We systematically under-count the true costs of public goods and services. When fancy new public infrastructure is built, for instance pursuant to the ELOSTs and SPLOSTs in Georgia, no mention is usually made of the costs for staffing and maintaining the infrastructure. Little thought is given to possible overuse, how to pay for the hidden costs, or whether proposed projects are worth the whole price.

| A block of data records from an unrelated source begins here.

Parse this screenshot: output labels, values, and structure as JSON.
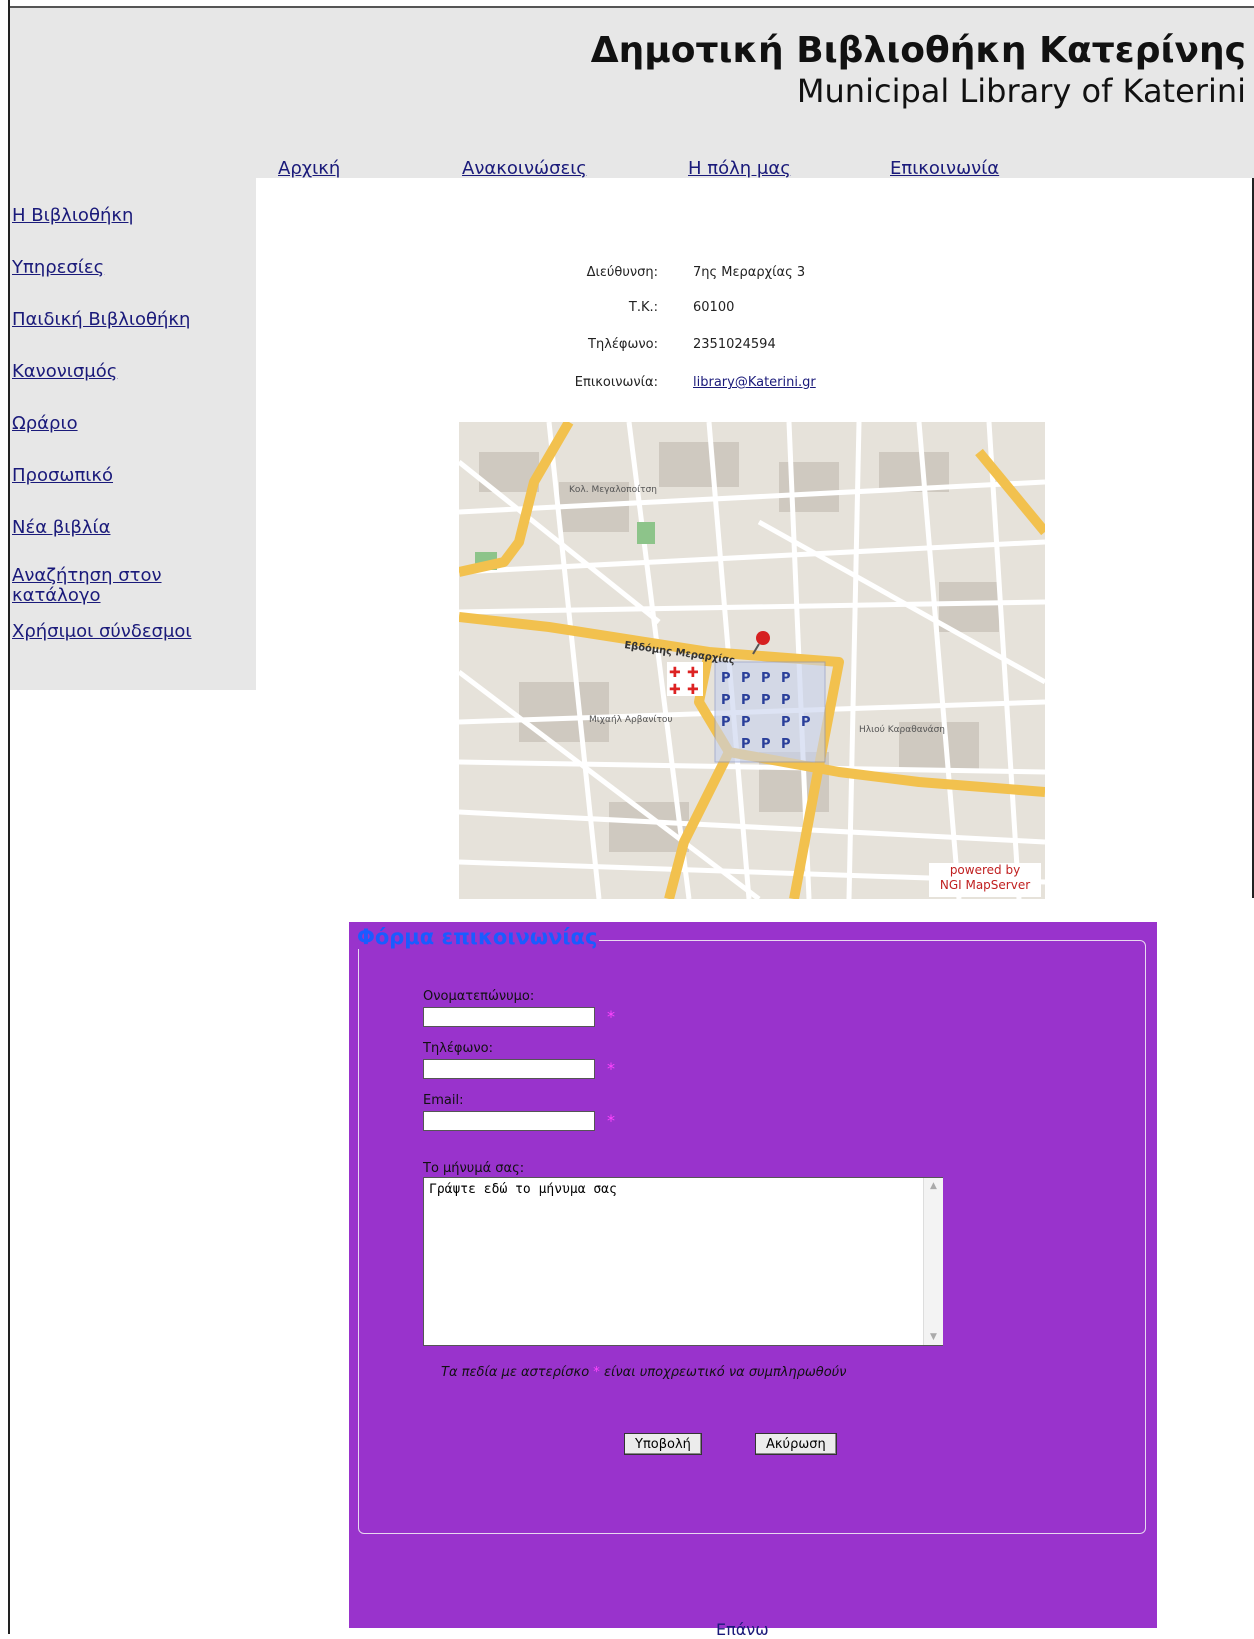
{
  "header": {
    "title_gr": "Δημοτική Βιβλιοθήκη Κατερίνης",
    "title_en": "Municipal Library of Katerini"
  },
  "topnav": [
    "Αρχική",
    "Ανακοινώσεις",
    "Η πόλη μας",
    "Επικοινωνία"
  ],
  "sidebar": {
    "items": [
      "Η Βιβλιοθήκη",
      "Υπηρεσίες",
      "Παιδική Βιβλιοθήκη",
      "Κανονισμός",
      "Ωράριο",
      "Προσωπικό",
      "Νέα βιβλία",
      "Αναζήτηση στον κατάλογο",
      "Χρήσιμοι σύνδεσμοι"
    ]
  },
  "contact_info": {
    "address_label": "Διεύθυνση:",
    "address_value": "7ης Μεραρχίας 3",
    "zip_label": "Τ.Κ.:",
    "zip_value": "60100",
    "phone_label": "Τηλέφωνο:",
    "phone_value": "2351024594",
    "contact_label": "Επικοινωνία:",
    "contact_value": "library@Katerini.gr"
  },
  "map": {
    "street_label": "Εβδόμης Μεραρχίας",
    "credit_line1": "powered by",
    "credit_line2": "NGI MapServer"
  },
  "form": {
    "legend": "Φόρμα επικοινωνίας",
    "name_label": "Ονοματεπώνυμο:",
    "phone_label": "Τηλέφωνο:",
    "email_label": "Email:",
    "message_label": "Το μήνυμά σας:",
    "message_value": "Γράψτε εδώ το μήνυμα σας",
    "required_star": "*",
    "note_before": "Τα πεδία με αστερίσκο",
    "note_after": "είναι υποχρεωτικό να συμπληρωθούν",
    "submit_label": "Υποβολή",
    "cancel_label": "Ακύρωση"
  },
  "footer": {
    "top_link": "Επάνω"
  }
}
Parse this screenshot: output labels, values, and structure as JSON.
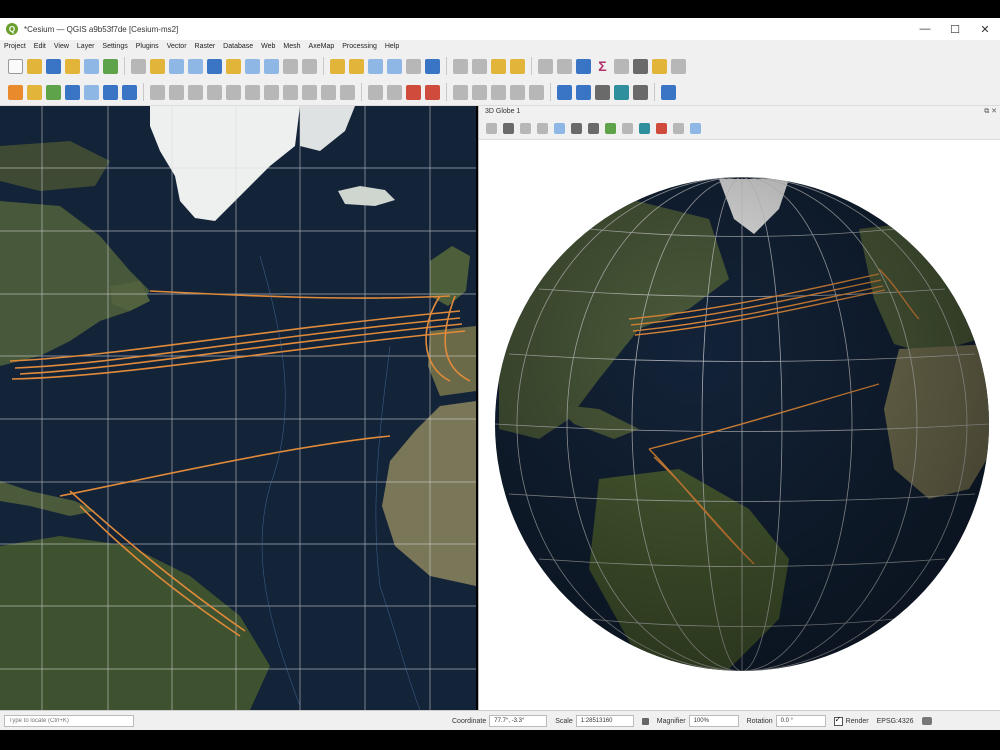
{
  "window": {
    "title": "*Cesium — QGIS a9b53f7de [Cesium-ms2]",
    "controls": {
      "minimize": "—",
      "maximize": "☐",
      "close": "✕"
    }
  },
  "menu": [
    "Project",
    "Edit",
    "View",
    "Layer",
    "Settings",
    "Plugins",
    "Vector",
    "Raster",
    "Database",
    "Web",
    "Mesh",
    "AxeMap",
    "Processing",
    "Help"
  ],
  "toolbar": {
    "sigma": "Σ"
  },
  "panel3d": {
    "title": "3D Globe 1",
    "controls": "⧉ ✕"
  },
  "statusbar": {
    "locate_placeholder": "Type to locate (Ctrl+K)",
    "coordinate_label": "Coordinate",
    "coordinate_value": "77.7°, -3.3°",
    "scale_label": "Scale",
    "scale_value": "1:28513160",
    "magnifier_label": "Magnifier",
    "magnifier_value": "100%",
    "rotation_label": "Rotation",
    "rotation_value": "0.0 °",
    "render_label": "Render",
    "crs_value": "EPSG:4326"
  },
  "colors": {
    "ocean": "#132338",
    "land": "#4a5a34",
    "ice": "#f2f2f2",
    "route": "#e08a3a",
    "grid": "#d8d8d8"
  }
}
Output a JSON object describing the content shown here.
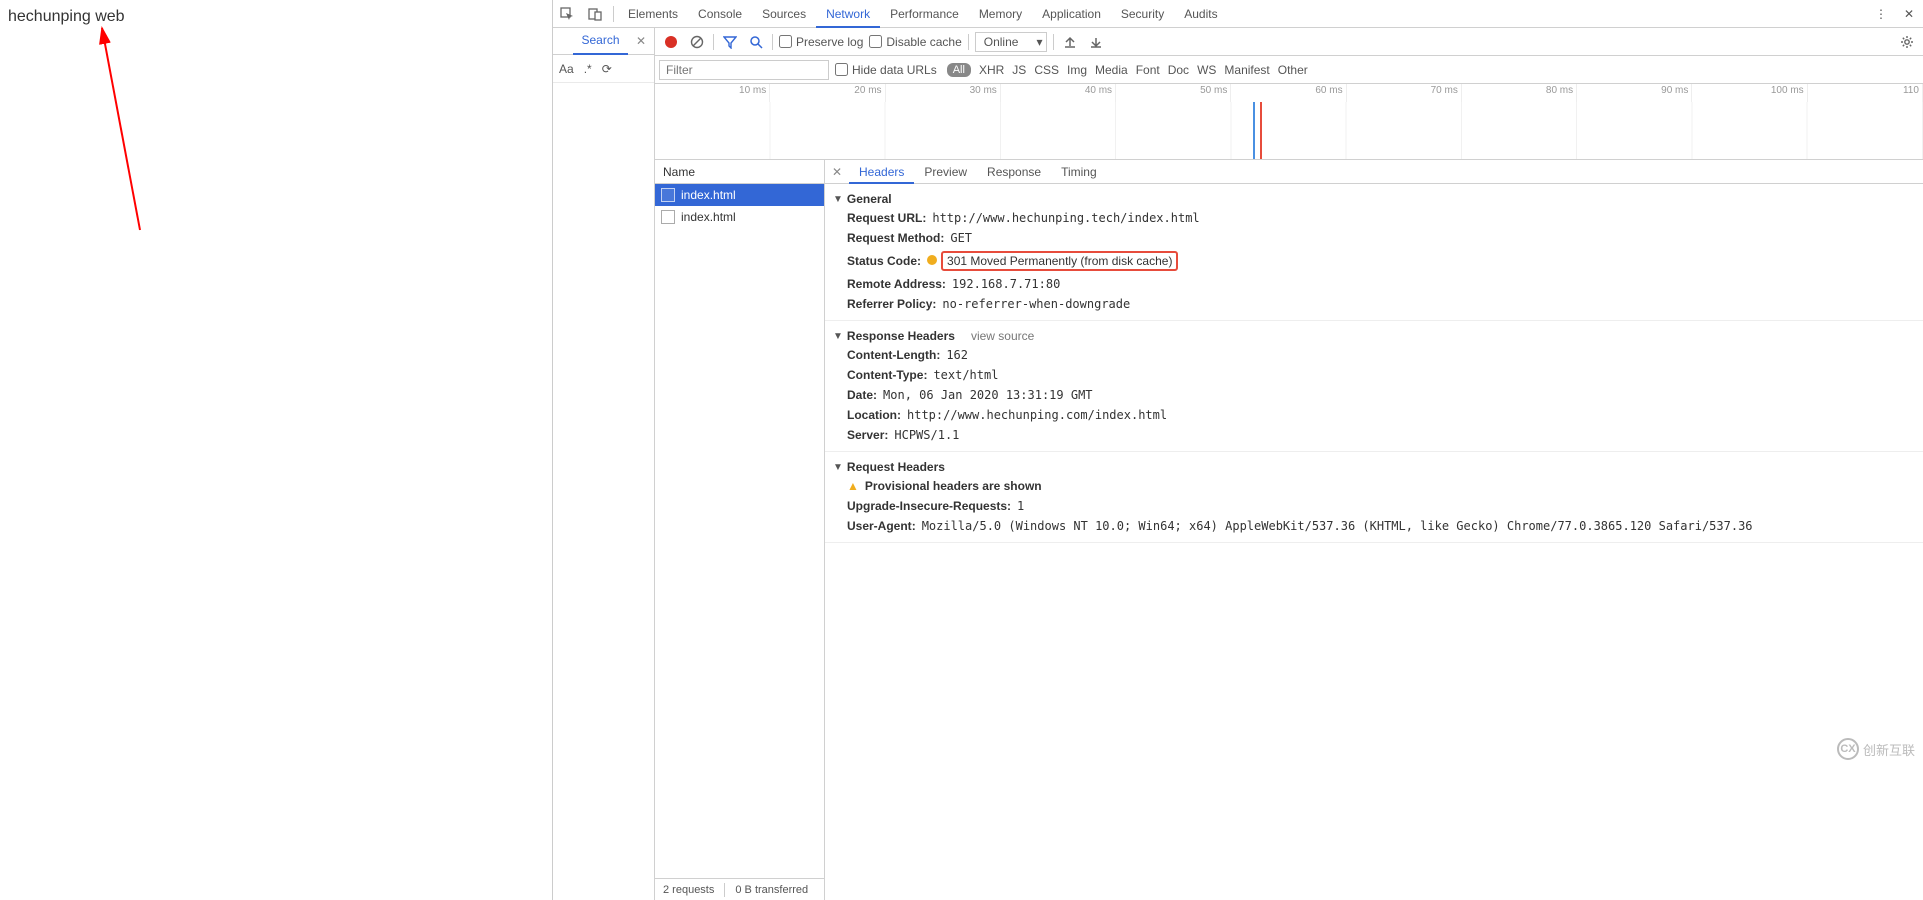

The answer is not simply to cut corners. Up front, it’s obviously cheaper to build interstates without good sound barriers, to string up rather than bury electric lines, to just leave the emergency room open to all rather than also running clinics for basic health care, and to install surveillance cameras in our high schools rather than pay competent monitors of safety. But the costs are merely delayed. They pile on in the end.

The better answer is to count and figure out how to pay for the full costs of public goods and services at the beginning -- before we embark on things that we can’t sustain. Greece and Rome both fell when their projects and wars got out of scale with their ability to pay for them. We are doing the same thing in the U.S. by taking on projects that we pretend are cheaper than they are, and then finding out -- surprise! -- that we really can’t sustain them at their true costs.

The time to call out the bean counters is in the beginning, not at the bitter end. If we can’t afford all the costs of a particular public project, then the public shouldn’t take it on.

David Oedel is a professor of law at Mercer University Law School. He is presently studying the hidden costs of health care reform while representing the state of Georgia in the challenge to health care reform’s constitutionality now before the U.S. Supreme Court.